For further investigation of the geometric parameters, the thermoelectric widths are altered in two different scenarios. First, it is assumed that the total number of thermocouples is fixed, and then in the second case, the number of thermocouples increases to fill the gap of decreasing the widths (4 legs with width of 3 mm and 12 legs with width of 1 mm). Figure 8a indicates that by increasing the width (1, 2, and 3 mm), the maximum power is also increased, which is confirmed by increasing the amount of legs cross section area in Equation (5). In the second case, there are a couple of parameters that effect the output power in reverse direction (for example, increasing the number of legs leads to a greater open circuit voltage), but on the other hand, the overall internal electrical resistance increases simultaneously, which needs to be considered to find the optimum device configuration for the desired electrical external load. Figure 8b illustrates these dependencies for two various cases in terms of number of thermocouples.

6. Conclusions

A new concept for system level optimization and manufacturing of printed organic thin film thermoelectric generators is introduced. It is shown that folding the flexible substrate after printing the thermoelectric materials can retrieve the small amount of thermal gradient for the lateral device configurations.
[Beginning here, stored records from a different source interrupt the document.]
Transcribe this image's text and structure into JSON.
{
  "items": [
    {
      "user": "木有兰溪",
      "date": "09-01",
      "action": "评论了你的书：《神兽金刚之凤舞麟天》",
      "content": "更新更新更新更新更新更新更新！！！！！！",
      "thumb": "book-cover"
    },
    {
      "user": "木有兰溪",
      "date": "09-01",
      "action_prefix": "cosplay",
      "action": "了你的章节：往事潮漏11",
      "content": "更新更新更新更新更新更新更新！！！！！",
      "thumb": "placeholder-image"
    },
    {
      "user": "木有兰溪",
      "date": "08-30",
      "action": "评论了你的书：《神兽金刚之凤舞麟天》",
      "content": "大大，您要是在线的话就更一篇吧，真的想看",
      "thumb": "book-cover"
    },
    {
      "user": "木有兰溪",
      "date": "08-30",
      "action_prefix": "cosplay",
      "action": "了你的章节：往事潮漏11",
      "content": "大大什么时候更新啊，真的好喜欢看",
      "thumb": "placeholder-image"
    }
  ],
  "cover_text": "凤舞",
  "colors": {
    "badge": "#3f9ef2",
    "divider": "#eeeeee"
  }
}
It is also indicated that the concepts can be more customized by means of an FEM tool like COMSOL Multiphysics version 5.3 (supported by COMSOL A/S, Lyngby, Denmark) in terms of the device geometry in order to achieve the best performance with regard to the maximum feasible electrical power. At the end, it is also worth mentioning that a prototype demonstration made by printed thermoelectric legs and interconnects on a kapton substrate is already underway to further proof the concept. Modeling of the different thermal and electrical parasitics will also be a part of the future optimization.